A un moment donné après avoir perdu connaissance (je n’avais pas la notion du temps, j’en ignore donc la durée), je me suis retrouvé en train de marcher dans un tunnel en direction, eh bien je n’étais pas sûr de ce vers quoi j’allais en fait. Je sais seulement qu’il s’agissait d’un endroit de sérénité parfaite, totalement dépourvu de douleur ou de chagrin. Le tunnel n’était pas vraiment très long, peut-être 50 - 60 mètres. Il était rose, comme les cristaux de quartz rosés, il y avait des formations de stalactites et de stalagmites le long des parois. Au bout du tunnel se trouvait une lumière intense et pure, plus pure que toutes les lumières que j’ai vues par ailleurs. Elle était haute, étroite et arrondie à chaque extrémité.

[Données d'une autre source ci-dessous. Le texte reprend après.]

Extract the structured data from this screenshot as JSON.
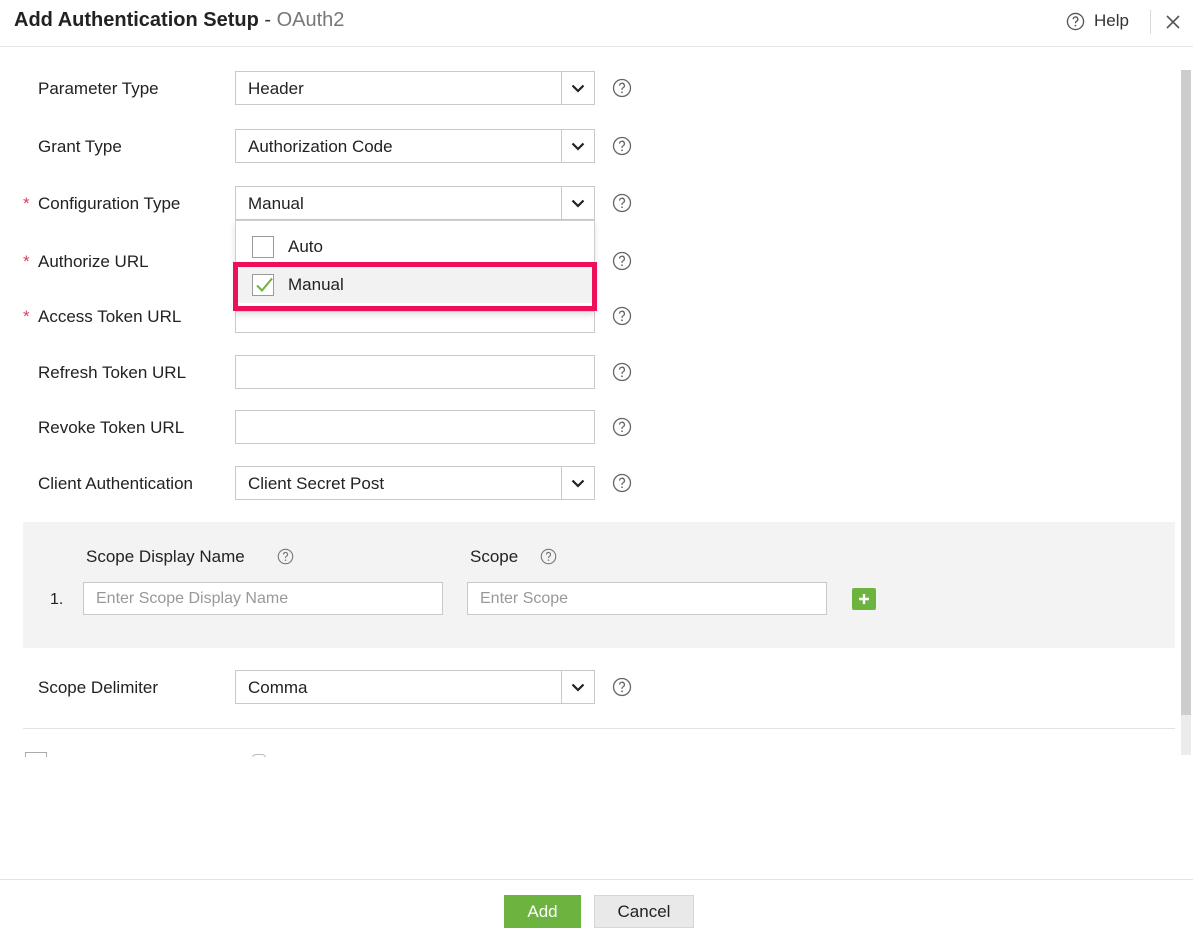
{
  "header": {
    "title": "Add Authentication Setup",
    "separator": " - ",
    "subtitle": "OAuth2",
    "help_label": "Help"
  },
  "form": {
    "parameter_type": {
      "label": "Parameter Type",
      "value": "Header"
    },
    "grant_type": {
      "label": "Grant Type",
      "value": "Authorization Code"
    },
    "configuration_type": {
      "label": "Configuration Type",
      "value": "Manual",
      "required_mark": "*",
      "options": [
        "Auto",
        "Manual"
      ],
      "selected": "Manual"
    },
    "authorize_url": {
      "label": "Authorize URL",
      "value": "",
      "required_mark": "*"
    },
    "access_token_url": {
      "label": "Access Token URL",
      "value": "",
      "required_mark": "*"
    },
    "refresh_token_url": {
      "label": "Refresh Token URL",
      "value": ""
    },
    "revoke_token_url": {
      "label": "Revoke Token URL",
      "value": ""
    },
    "client_authentication": {
      "label": "Client Authentication",
      "value": "Client Secret Post"
    },
    "scope_delimiter": {
      "label": "Scope Delimiter",
      "value": "Comma"
    }
  },
  "scopes": {
    "display_name_header": "Scope Display Name",
    "scope_header": "Scope",
    "rows": [
      {
        "index": "1.",
        "display_name_placeholder": "Enter Scope Display Name",
        "scope_placeholder": "Enter Scope"
      }
    ]
  },
  "footer": {
    "add_label": "Add",
    "cancel_label": "Cancel"
  },
  "colors": {
    "accent_green": "#6db33f",
    "highlight": "#ee0f5a",
    "required": "#d9435e",
    "check": "#6db33f"
  }
}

J’avais toutes les sensations du moi, j’étais toujours moi, j’avais l’impression de marcher avec un corps tandis que je remontais le tunnel. Je n’avais pas peur, je ne réfléchissais pas à ce qui m’arrivait. Il semblait que la chose à faire c’était de remonter le tunnel. Toutefois, avant que je n’aie beaucoup avancé, quelque chose a dit : « Repars. ». Je me suis demandé comment j’allais repartir, le mot a été répété : « Repars. » La voix était douce le sentiment d’être aimé me submergeait, mais j’ai fait demi-tour et je me suis éloigné de la lumière. C’est alors que mes pensées se sont concentrées sur Pat et Jackie (ma fille de 14 ans), à quel point je voulais retourner vers elles. Pourtant, avant que la voix ne m’ait ordonné de repartir, je ne pensais à rien sauf à remonter le tunnel et découvrir ce qu’il y avait au bout.

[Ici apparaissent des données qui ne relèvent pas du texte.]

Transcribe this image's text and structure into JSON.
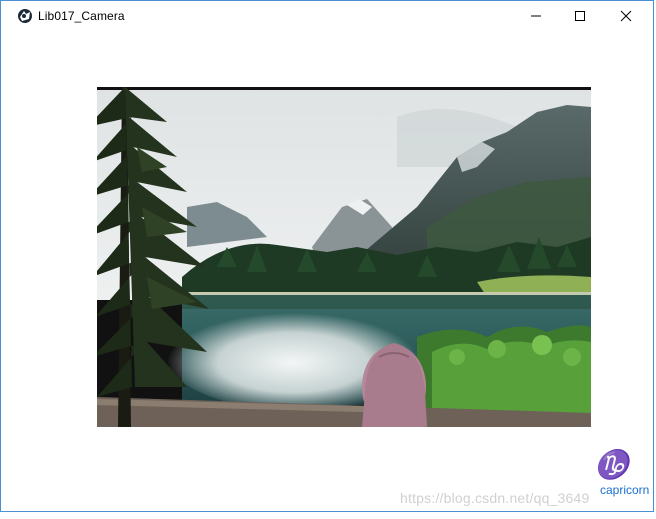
{
  "window": {
    "title": "Lib017_Camera",
    "controls": {
      "minimize_icon": "minimize-icon",
      "maximize_icon": "maximize-icon",
      "close_icon": "close-icon"
    }
  },
  "camera_view": {
    "scene": "mountain-lake-photo"
  },
  "watermark": {
    "text": "https://blog.csdn.net/qq_3649",
    "logo_text": "capricorn"
  },
  "colors": {
    "window_border": "#4a8ed6",
    "watermark": "#d0d0d0",
    "logo": "#1a6fd0"
  }
}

Quand je me suis retourné, j’ai fait face à ce qui ressemblait à l’extrémité d’une grotte, avec un empilement de pierres montant vers un étroit passage. Il y avait une faible lumière filtrant par ce passage, d’une manière ou d’une autre, j’ai compris que c’était là que je devais passer. J’ai commencé à escalader les pierres, mais j’ai découvert que c’était difficile. J’ai glissé plusieurs fois mais j’ai continué à grimper, j’ai finalement atteint le passage. C’est lorsque j’ai rampé à l’intérieur que je me suis retrouvé dans mon corps, plus ou moins conscient de ce qui se passait autour de moi. Il a malgré tout fallu un peu de temps pour que je puisse ouvrir les yeux et parler, je crois que j’ai crié, mais en fait je n’en suis pas sûr.

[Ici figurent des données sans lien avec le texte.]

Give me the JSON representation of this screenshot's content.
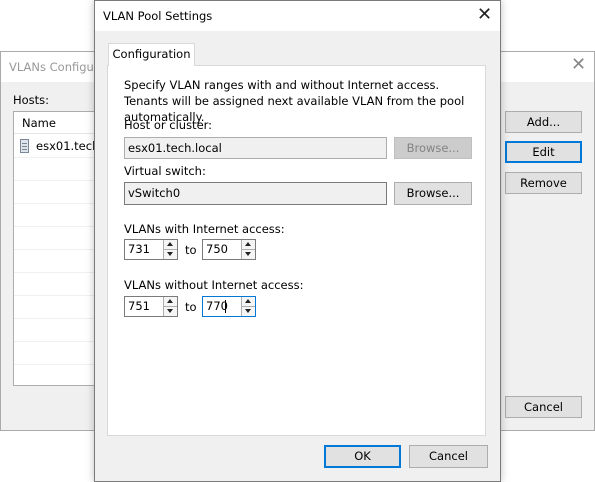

Par contre je sais que j’ai été béni avec cet aperçu de ce qui existe dans l’au-delà. J’ai la sensation de ne plus être la même personne au fond de moi. J’ai eu un petit avant-goût de l’impressionnant amour et de la paix parfaite de Dieu. Il n’y a aucune crainte dans l’amour, le parfait amour exorcise la peur. Dieu est amour et Il nous aime davantage que nous ne pouvons l’imaginer. En Lui n’existe aucune noirceur, absolument aucune. Il est pur, saint et vertueux, pourtant Il nous aime. Il est impressionnant et puissant, le Roi des Rois, le Seigneur des Seigneurs, le Créateur de toute chose, pourtant il désire nous attirer à Lui. Il nous aime tellement qu’Il est mort pour nous, afin que nous puissions être avec Lui pour toujours. Aucun œil n’a vu, ni aucune oreille entendu, le cœur de l’homme n’a pas non plus conçu ce que Dieu réserve à ceux qui L’aiment. (1 Cor 2 :9) Et tous ceux qui invoquent le Nom du Seigneur seront sauvés. 

Médicaments ou substances liés à l’expérience, ayant potentiellement pu l’affecter ? Indécis. J’ignore quels traitements m’ont été administrés, à part le destructeur de caillots, mais j’avais plusieurs perfusions dans chaque bras.

Ce type d’expérience était-il difficile à exprimer avec des mots ? Oui. Elle était tellement détachée de ce monde, hors de la vie quotidienne, les sensations étaient si profondes et si riches que les mots ne parviennent pas à le décrire.

Au moment de l’expérience y avait-il une situation menaçant votre vie ? Oui. Arrêt cardiaque.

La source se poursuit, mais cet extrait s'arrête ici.